While in the first lecture we focused on our introduction into TV cultures and asking what TV is and why it matters, the second lecture was certainly more in-depth into a specific are of the social, cultural, and educational impacts of television. In that lecture we looked at broadcast media and more closely at broadcast news.

When TV was first becoming popularized, it was marketed as an “Electronic hearth” that brought the family together following the post-WW2 recovery and the establishment of what could be called the “nuclear family” (mum, dad, and a couple of kids). TV stations assumed that since most families would be like this, that at night they would show the network news for when the “breadwinner” father comes home from work and needs the information, and at day they would show the drama/operettas like “Days of our lives” for the housewives at home in-between various ads for household products like soap (hence the term “Soap operas”). Now, gender dynamics have changed, we can DVR, Tivo, or simply stream to watch our shows when we want – from soap operas to the news. We even have 24 hour news stations to provide the news, or to “sell” mass audiences to advertisers.
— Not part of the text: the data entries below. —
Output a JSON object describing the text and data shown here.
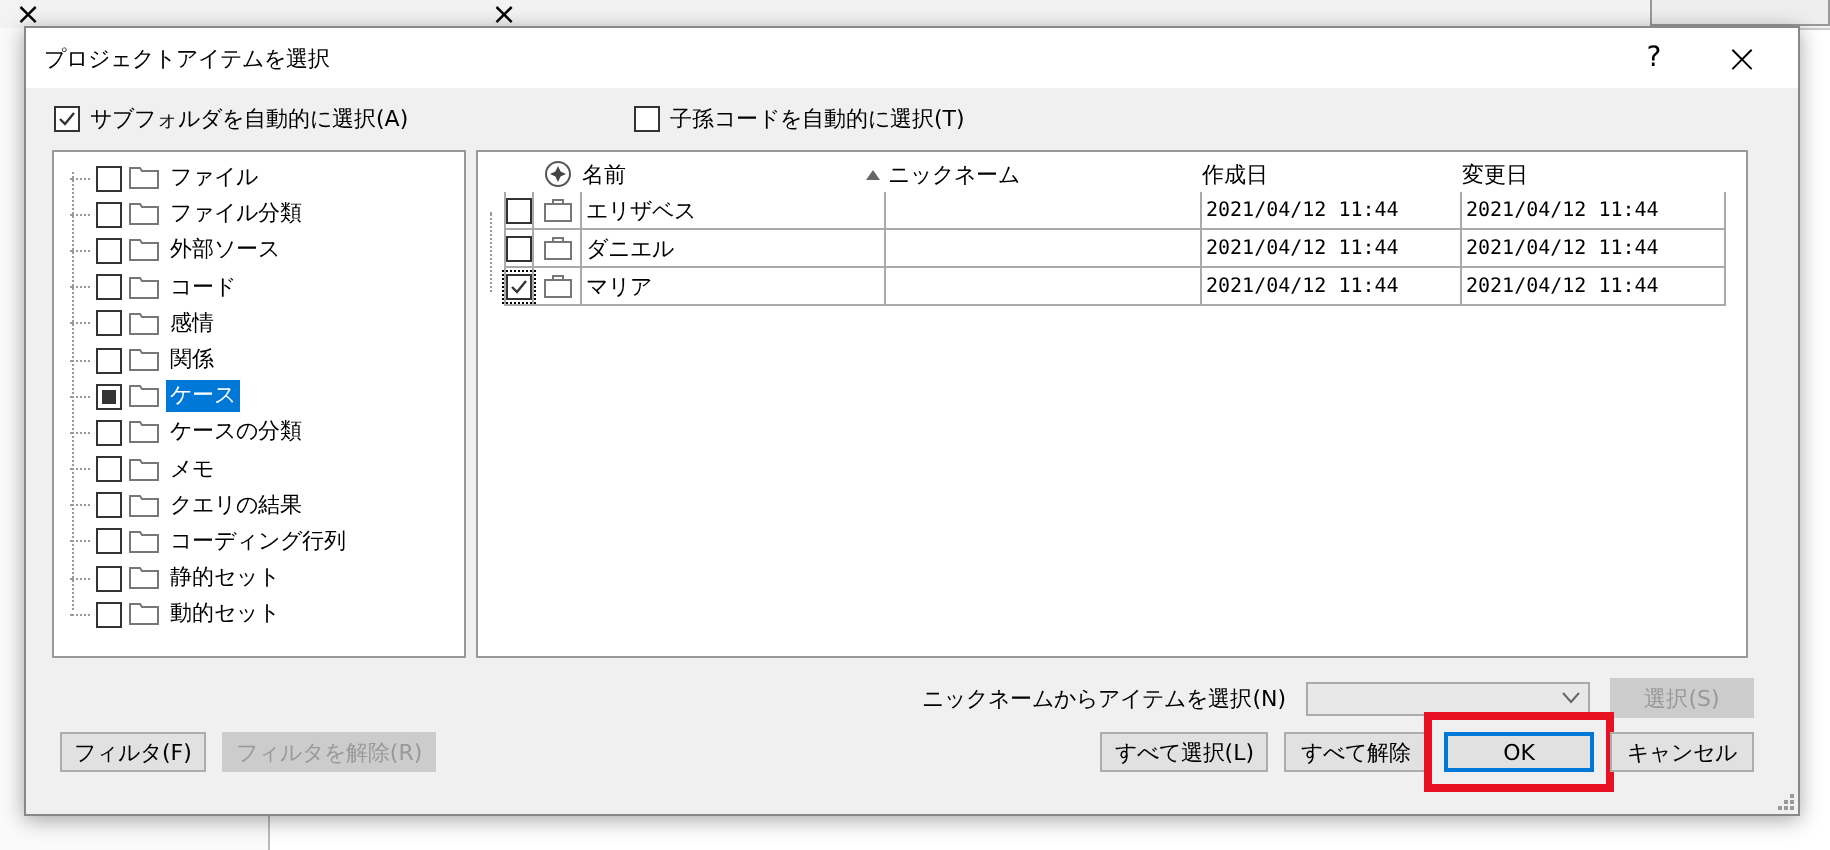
{
  "background": {
    "tab_close": "×",
    "tab_close_2": "×"
  },
  "dialog": {
    "title": "プロジェクトアイテムを選択",
    "help": "?",
    "close": "×",
    "options": [
      {
        "label": "サブフォルダを自動的に選択(A)",
        "checked": true
      },
      {
        "label": "子孫コードを自動的に選択(T)",
        "checked": false
      }
    ],
    "tree": [
      {
        "label": "ファイル",
        "checked": false,
        "selected": false
      },
      {
        "label": "ファイル分類",
        "checked": false,
        "selected": false
      },
      {
        "label": "外部ソース",
        "checked": false,
        "selected": false
      },
      {
        "label": "コード",
        "checked": false,
        "selected": false
      },
      {
        "label": "感情",
        "checked": false,
        "selected": false
      },
      {
        "label": "関係",
        "checked": false,
        "selected": false
      },
      {
        "label": "ケース",
        "checked": true,
        "selected": true
      },
      {
        "label": "ケースの分類",
        "checked": false,
        "selected": false
      },
      {
        "label": "メモ",
        "checked": false,
        "selected": false
      },
      {
        "label": "クエリの結果",
        "checked": false,
        "selected": false
      },
      {
        "label": "コーディング行列",
        "checked": false,
        "selected": false
      },
      {
        "label": "静的セット",
        "checked": false,
        "selected": false
      },
      {
        "label": "動的セット",
        "checked": false,
        "selected": false
      }
    ],
    "table": {
      "columns": [
        "名前",
        "ニックネーム",
        "作成日",
        "変更日"
      ],
      "rows": [
        {
          "name": "エリザベス",
          "nickname": "",
          "created": "2021/04/12 11:44",
          "modified": "2021/04/12 11:44",
          "checked": false
        },
        {
          "name": "ダニエル",
          "nickname": "",
          "created": "2021/04/12 11:44",
          "modified": "2021/04/12 11:44",
          "checked": false
        },
        {
          "name": "マリア",
          "nickname": "",
          "created": "2021/04/12 11:44",
          "modified": "2021/04/12 11:44",
          "checked": true
        }
      ]
    },
    "nickname_label": "ニックネームからアイテムを選択(N)",
    "select_button": {
      "label": "選択(S)",
      "disabled": true
    },
    "left_buttons": [
      {
        "label": "フィルタ(F)",
        "disabled": false
      },
      {
        "label": "フィルタを解除(R)",
        "disabled": true
      }
    ],
    "right_buttons": [
      {
        "label": "すべて選択(L)",
        "default": false,
        "highlighted": false
      },
      {
        "label": "すべて解除",
        "default": false,
        "highlighted": false
      },
      {
        "label": "OK",
        "default": true,
        "highlighted": true
      },
      {
        "label": "キャンセル",
        "default": false,
        "highlighted": false
      }
    ]
  }
}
Broadcast TV news compels viewers to interpret the world in a certain way, including events in terms of what they mean for “national interests” or the “nation”. The shared features of broadcast news include:

  • “Liveness”
  • Ritual
  • Scheduling
  • Flow and segmentation
  • Authority of the anchor
  • The simulation of conversation (seeing as an audience can’t just talk to a TV and get a response)
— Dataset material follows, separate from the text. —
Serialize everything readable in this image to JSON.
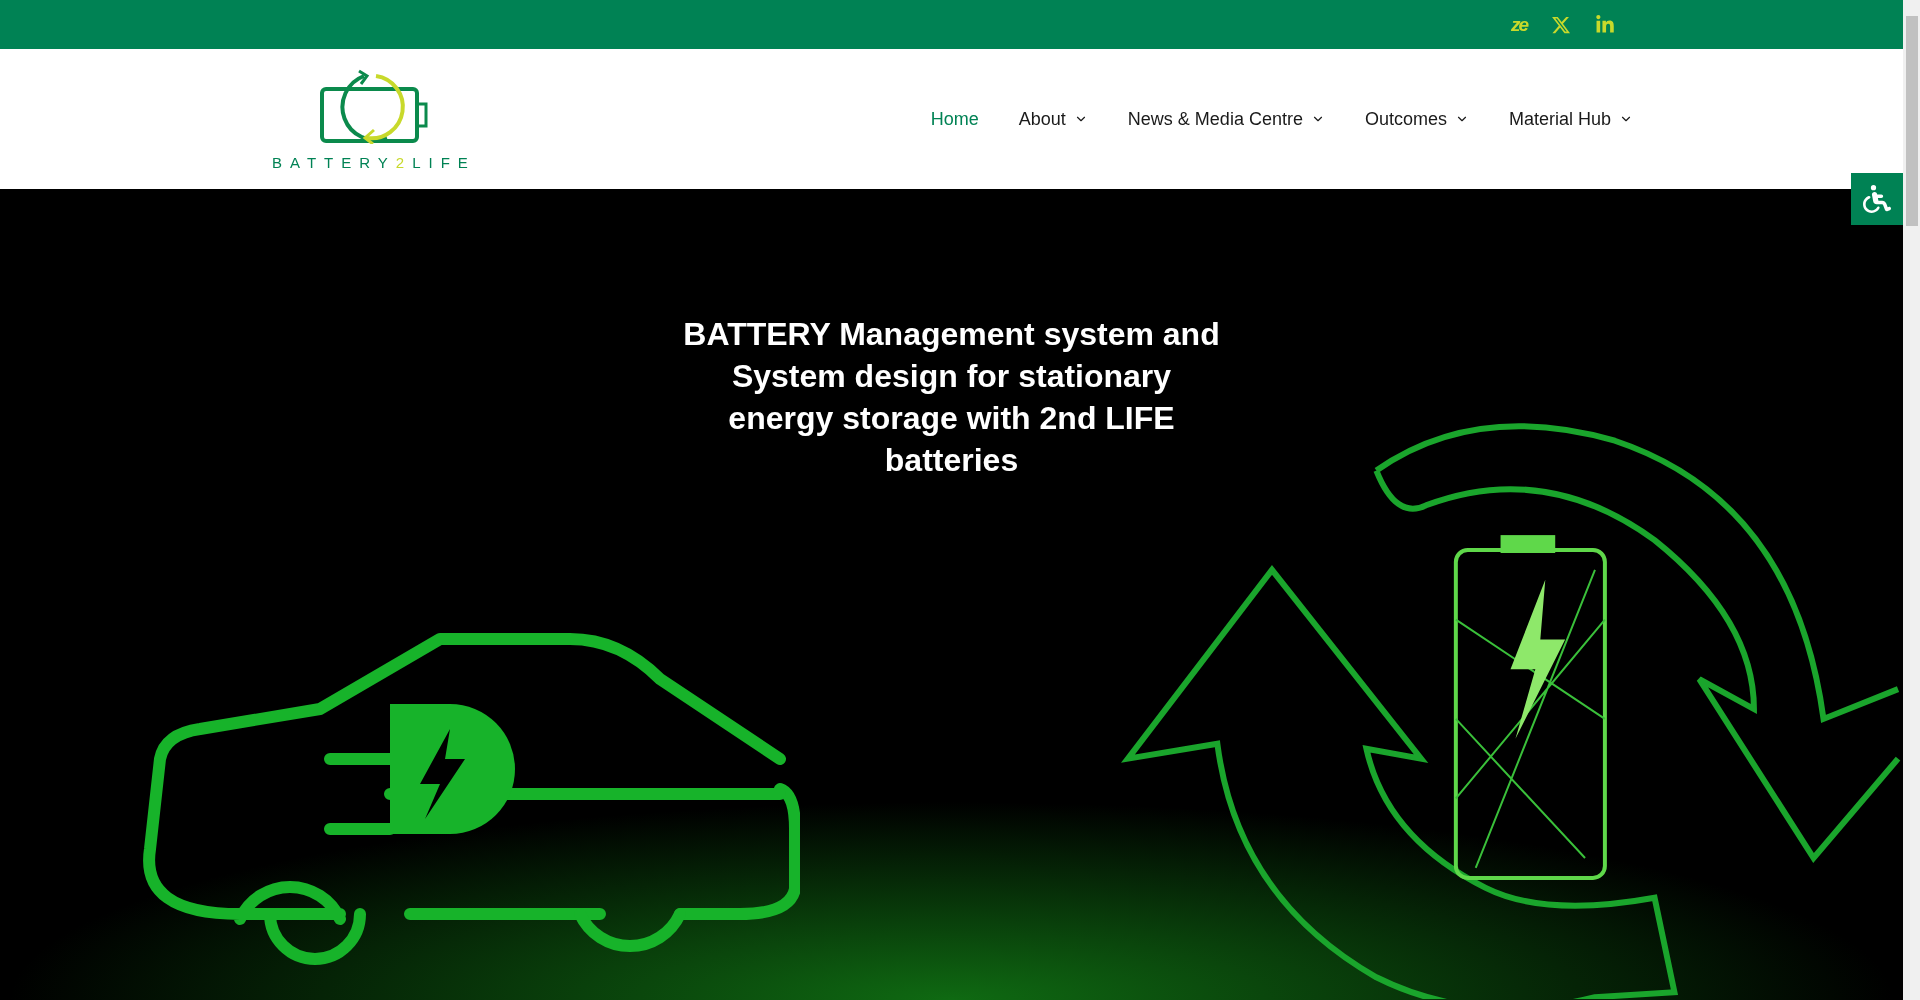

Nowadays we have “Post-broadcast” news, which created significant changes in certain areas, such as:

  • TV institutions/major players
  • Technologies of production, distribution, and consumption
  • Audience practices
  • Aesthetic sensibilities

There also seemed to be a trend towards cable news, online news sites

Our main screening from week 2, “Last Week Tonight”, is a show hosted by John Oliver that satirizes and pokes fun at recent news over several segments. Other shows have exited beforehand, with shows like “The Colbert Report”, “Real Time with Bill Maher”, and “The Daily Show”. These satirical news shows generally have an introduction similar to regular broadcast news (with the exception of Last Week Tonight which has a very different style of introduction), show clips of other news stations and their stories, have Photoshopped images to enhance certain jokes or points, and just make fun of all news stories they feel should be made fun of while also doing longer segments about certain stories or issue they feel need addressing (Last Week Tonight always do a 20-minute segment on a single “main” story of the night). They also tend to be run like an ordinary TV show (one episode a week, only a certain number of shows per year, etc) as opposed to regular broadcast news (one episode a night at least for their main broadcast, and maybe others at other parts of the day by other anchors).

Due to John Oliver’s deal to be free to say whatever he wants, and the fact that he, like few others, gets an entire week to prepare his stories and jokes, is how he can into such detail. However, neither he nor John Stewart classify themselves as journalists, even if statistically people who watch the satire news that they create end are more informed about current affairs than those who watch broadcast news.